本发明实施例公开了一种指令调度方法及装置,该方法包括:预取并缓存各线程预设数量的指令;根据线程状态及所述缓存的预取指令进行指令调度。本发明实施例首先执行指令预取,再根据预取的指令进行调度,从而能够避免指令空拍,提高指令调度效率及ME的整体性能;此外,如果进一步进行指令优先级调度,还可以减轻乱序程度,进一步提高指令调度效率及ME的整体性能。

Description

一种指令调度方法及装置 技术领域
本发明涉及网络处理器技术,尤其涉及一种指令调度方法及装置。
背景技术
为了满足未来网络发展的需要,提高路由器的性能,处于因特网(Internet)骨干位置的核心路由器进行了一个又一个的技术变革。尤其在高端路由器市场,网络处理器以其杰出的报文处理性能及可编程性已经成为构成路由转发引擎不可替代的部分。

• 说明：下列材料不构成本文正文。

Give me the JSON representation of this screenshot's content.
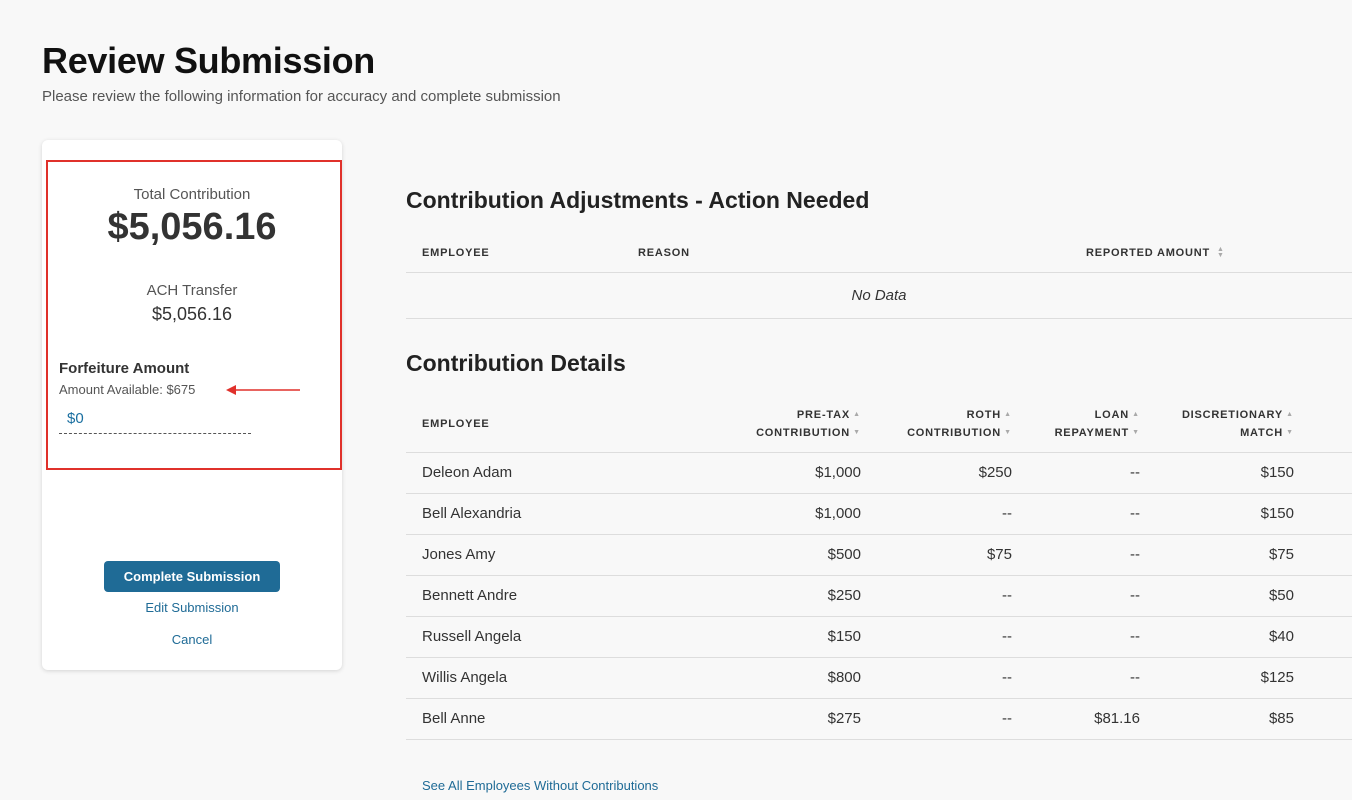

在网络处理器系统中,微引擎(ME,Micro Engine)是网络处理器的核心部件,负责根据微码指令(Microcode Instructions)完成对报文的解析与处理。微码指令是ME工作的必要条件,因此,ME取指及指令的调度影响着ME整体的性能,取指及指令的调度效率不高将会使ME没有足够的指令来执行而处于初始状态。因此需要设计一个合理高效的方案来实现ME取指及指令的调度,同时使ME有较高的处理性能。
传统的多线程网络处理器都采用了高速缓存(cache)来存储微码指令,由于cache的访问有一定几率的不命中,对于粗粒度多线程结构的ME在取指及指令的调度方法不高效时,指令的空拍会造成内核流水线的空闲,从而导致ME性能的下降。
另外,虽然细粒度多线程结构的ME可以利用线程切换来隐藏取指空拍的问题,但是由于线程频繁的切换,在一定程度上会加重ME处理报文的乱序程度。这种乱序程度会越来越大,最终导致报文进出ME的乱序程度加大,从而对网络处理器后续的保序模块造成较大的压力,导致系统整体性能的下降。
发明内容
有鉴于此,为解决现有存在的技术问题,本发明实施例提供:
一种指令调度方法,包括:
预取并缓存各线程预设数量的指令;
根据线程状态及所述缓存的预取指令进行指令调度。
一具体实施例中,所述预取指令,包括:
向指令缓存模块发送取指请求,所述取指请求至少携带取指地址;
接收来自指令缓存模块的响应消息,确定所述响应消息携带取指成功信息和指令内容时,获取所述指令内容以进行本地缓存;确定所述响应消息携带取指失败信息和取指地址时,将所述取指地址重新加入取指队列,根据调度重新取指。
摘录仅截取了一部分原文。